Pobre Fernanda. Não nos falamos com muita frequência, pois ela tem sua própria vida na faculdade e com o namorado, mas sempre que precisei dela ela me apoiou incondicionalmente. Ela estava do meu lado em muitos momentos em que meu pai fez questão de demonstrar a diferencia no tratamento entre Daniel e eu. Era quase sempre ela que o lembrava de minha existência mesmo que estivesse escrito em seu rosto que ele não gostava disso. Fernanda esteve do meu lado quando meu pai me rejeitou ao assumir que era gay. Me apoiou da várias vezes durante a faze complicada em que meu pai fazia questão de expor seu ódio por mim. Foi ela quem deu a cara a tapa e se opôs a mentira que minha mãe contou no hospital a respeito dos meus ferimentos. Foi ela quem virou as costas para ele primeiro.
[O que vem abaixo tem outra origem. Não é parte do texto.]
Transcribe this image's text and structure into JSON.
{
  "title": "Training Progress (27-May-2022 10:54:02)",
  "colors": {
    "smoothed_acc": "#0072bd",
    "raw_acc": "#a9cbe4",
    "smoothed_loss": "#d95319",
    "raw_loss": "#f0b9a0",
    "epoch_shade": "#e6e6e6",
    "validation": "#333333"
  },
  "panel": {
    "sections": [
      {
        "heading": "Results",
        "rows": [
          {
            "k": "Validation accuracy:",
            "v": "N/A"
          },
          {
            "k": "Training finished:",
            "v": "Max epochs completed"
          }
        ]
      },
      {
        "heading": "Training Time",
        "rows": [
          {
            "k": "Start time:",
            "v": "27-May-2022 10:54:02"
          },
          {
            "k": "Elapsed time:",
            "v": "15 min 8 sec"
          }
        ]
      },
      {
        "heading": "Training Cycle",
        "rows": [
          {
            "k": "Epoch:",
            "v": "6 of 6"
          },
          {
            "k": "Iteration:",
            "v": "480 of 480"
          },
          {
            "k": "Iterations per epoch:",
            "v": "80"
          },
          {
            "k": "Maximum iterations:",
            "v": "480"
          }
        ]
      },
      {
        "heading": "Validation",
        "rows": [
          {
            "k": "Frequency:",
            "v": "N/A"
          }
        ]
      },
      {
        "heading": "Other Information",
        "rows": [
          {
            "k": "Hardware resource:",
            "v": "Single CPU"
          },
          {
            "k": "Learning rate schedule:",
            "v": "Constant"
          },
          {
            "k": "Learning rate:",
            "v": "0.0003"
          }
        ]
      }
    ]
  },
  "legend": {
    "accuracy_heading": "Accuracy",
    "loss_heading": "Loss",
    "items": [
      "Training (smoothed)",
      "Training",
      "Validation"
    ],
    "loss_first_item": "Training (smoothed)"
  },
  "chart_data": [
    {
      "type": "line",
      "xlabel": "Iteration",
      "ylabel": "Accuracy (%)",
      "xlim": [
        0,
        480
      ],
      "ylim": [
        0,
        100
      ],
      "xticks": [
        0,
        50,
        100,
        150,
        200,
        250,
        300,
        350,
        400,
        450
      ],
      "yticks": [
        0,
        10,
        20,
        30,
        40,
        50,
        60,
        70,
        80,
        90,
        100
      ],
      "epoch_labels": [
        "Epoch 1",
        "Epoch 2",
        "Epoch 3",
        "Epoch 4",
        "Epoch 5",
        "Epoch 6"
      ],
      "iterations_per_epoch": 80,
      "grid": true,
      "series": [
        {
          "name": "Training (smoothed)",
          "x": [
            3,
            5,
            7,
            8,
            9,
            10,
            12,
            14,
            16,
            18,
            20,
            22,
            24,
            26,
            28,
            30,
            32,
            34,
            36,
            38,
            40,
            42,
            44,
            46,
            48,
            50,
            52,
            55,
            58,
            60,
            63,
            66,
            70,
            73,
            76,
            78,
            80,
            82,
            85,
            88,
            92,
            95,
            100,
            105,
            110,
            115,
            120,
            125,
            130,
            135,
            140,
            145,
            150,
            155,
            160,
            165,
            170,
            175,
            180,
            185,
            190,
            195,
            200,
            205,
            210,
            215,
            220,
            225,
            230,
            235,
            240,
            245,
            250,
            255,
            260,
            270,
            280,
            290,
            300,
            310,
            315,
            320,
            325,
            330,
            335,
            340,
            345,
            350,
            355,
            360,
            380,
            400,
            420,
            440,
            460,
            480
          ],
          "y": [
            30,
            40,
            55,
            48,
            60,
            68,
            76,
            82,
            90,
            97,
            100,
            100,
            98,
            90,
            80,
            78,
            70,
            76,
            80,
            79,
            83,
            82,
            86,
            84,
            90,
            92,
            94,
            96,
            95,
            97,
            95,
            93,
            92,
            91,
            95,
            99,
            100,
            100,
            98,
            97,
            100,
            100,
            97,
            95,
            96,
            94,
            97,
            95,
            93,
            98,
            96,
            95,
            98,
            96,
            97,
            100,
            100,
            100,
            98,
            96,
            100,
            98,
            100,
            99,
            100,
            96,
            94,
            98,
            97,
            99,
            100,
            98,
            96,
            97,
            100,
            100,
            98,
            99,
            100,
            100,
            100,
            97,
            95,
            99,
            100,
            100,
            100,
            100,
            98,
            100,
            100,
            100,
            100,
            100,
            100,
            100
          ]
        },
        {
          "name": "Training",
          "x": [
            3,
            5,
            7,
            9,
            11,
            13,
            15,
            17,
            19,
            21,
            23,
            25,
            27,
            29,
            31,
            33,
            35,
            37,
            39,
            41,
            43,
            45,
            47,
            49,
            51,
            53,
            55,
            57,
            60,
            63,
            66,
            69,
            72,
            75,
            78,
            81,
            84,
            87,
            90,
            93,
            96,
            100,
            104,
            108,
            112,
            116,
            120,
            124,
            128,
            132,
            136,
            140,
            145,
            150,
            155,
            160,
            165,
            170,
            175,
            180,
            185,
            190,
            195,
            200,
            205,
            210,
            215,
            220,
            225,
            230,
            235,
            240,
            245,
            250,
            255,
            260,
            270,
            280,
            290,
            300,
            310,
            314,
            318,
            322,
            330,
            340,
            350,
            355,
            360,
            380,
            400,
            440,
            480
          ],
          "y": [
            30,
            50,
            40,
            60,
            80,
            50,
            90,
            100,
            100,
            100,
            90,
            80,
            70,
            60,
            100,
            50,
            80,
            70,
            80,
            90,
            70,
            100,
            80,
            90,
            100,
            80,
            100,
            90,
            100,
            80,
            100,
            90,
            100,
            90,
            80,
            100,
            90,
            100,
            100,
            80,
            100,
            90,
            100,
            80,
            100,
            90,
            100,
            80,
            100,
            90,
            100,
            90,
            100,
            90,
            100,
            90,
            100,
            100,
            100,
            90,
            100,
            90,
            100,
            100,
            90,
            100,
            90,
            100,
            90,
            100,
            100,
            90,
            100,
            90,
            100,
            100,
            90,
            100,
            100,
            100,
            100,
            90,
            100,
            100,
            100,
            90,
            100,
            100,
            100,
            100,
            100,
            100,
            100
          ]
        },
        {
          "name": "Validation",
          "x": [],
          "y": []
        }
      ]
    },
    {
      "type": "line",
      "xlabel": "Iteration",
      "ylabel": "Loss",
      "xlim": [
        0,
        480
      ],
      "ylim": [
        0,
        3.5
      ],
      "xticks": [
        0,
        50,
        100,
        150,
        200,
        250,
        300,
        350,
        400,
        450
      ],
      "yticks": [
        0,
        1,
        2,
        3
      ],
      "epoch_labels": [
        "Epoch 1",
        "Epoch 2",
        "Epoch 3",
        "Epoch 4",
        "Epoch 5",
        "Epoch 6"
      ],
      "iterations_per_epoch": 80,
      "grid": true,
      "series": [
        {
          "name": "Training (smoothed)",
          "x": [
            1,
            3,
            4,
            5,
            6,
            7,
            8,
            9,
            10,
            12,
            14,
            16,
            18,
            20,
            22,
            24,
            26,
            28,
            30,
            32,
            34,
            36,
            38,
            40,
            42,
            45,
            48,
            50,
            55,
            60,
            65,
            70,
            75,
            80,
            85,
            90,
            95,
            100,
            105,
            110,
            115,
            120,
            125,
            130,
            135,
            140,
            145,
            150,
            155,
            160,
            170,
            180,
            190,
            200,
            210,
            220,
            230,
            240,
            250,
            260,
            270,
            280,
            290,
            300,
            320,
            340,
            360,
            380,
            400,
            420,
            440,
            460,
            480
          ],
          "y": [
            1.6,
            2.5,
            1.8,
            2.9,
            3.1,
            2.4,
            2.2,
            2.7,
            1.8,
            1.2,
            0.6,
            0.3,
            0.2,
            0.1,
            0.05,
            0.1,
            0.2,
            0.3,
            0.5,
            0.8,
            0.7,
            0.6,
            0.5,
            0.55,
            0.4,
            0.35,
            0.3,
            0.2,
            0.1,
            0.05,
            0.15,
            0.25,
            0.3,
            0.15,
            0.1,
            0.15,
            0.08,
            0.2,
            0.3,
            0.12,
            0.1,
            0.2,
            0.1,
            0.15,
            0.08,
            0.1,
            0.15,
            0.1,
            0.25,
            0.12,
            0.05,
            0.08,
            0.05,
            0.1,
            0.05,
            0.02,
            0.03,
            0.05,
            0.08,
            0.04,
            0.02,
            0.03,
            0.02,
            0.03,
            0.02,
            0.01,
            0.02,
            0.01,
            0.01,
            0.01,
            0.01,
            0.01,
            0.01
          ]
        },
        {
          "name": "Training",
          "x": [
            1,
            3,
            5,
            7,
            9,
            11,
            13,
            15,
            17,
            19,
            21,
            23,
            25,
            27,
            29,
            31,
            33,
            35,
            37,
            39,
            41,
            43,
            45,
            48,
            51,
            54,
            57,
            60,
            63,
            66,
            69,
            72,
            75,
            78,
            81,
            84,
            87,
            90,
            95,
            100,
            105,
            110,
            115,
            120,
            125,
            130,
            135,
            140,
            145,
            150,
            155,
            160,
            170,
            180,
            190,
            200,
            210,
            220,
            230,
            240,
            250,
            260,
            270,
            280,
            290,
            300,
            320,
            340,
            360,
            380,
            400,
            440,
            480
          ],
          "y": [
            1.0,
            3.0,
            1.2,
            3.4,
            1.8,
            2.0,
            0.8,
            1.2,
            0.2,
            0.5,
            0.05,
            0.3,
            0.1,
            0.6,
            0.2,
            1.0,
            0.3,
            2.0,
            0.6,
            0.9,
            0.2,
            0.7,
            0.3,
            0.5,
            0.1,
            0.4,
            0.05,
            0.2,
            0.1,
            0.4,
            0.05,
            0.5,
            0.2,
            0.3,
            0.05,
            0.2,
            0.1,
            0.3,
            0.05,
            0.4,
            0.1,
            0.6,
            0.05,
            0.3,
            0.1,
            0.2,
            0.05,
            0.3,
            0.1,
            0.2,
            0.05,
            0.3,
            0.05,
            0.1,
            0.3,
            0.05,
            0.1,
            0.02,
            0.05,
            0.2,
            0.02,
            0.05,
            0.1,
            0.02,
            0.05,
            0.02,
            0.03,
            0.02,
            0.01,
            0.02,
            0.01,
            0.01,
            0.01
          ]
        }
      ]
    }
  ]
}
Tinha também minha mãe. Não poderia dizer que ela foi a melhor mãe do mundo, mas também não tinha como dizer que ela era a pior. Claro que ela acobertou a nítida diferença que meu pai fazia entre os filhos, mas ela de certa forma enxergava aquilo e em determinados momentos ela tomava o lugar de Fernanda e lembrava ao meu pai de mim. Lembro que quando era criança, minha mãe e eu íamos ao mercado depois que meu pai recebia e ela sempre comprava algo que eu queria. Ela gostava de me fazer feliz naquele momento como se fosse uma espécie de compensação pela sua cegueira seletiva. Não era o ideal, mas naquele momento servia. Ela também não ficou do meu lado quando meu pai se voltou contra mim e mentiu sobre o que havia acontecido comigo. Ela mentiu várias vezes para acoberta-lo e isso me fez ter muita mágoa dela. Minha mãe nunca virou as costas para mim no sentido de dizer que eu não era mais seu filho, mas nunca me deu apoio ou uma palavra carinhosa depois da surra. Ela ajudou sim a fazer meus curativos e me levar no médico para acompanhar a minha recuperação, mas depois daquele dia em que o monstro me atacou, nunca mais ouvi um "eu te amo". Claro que depois que Daniel saiu do armário, minha mãe melhorou muito comigo. Não que hoje ela vá para a parada gay desfilar como mãe de dois homossexuais, mas hoje em dia ela consegue entender e respeitar. Me dá carinho e trata meu namorado muito bem assim como Bernardo. Hoje eu consigo ouvir dela um "eu te amo".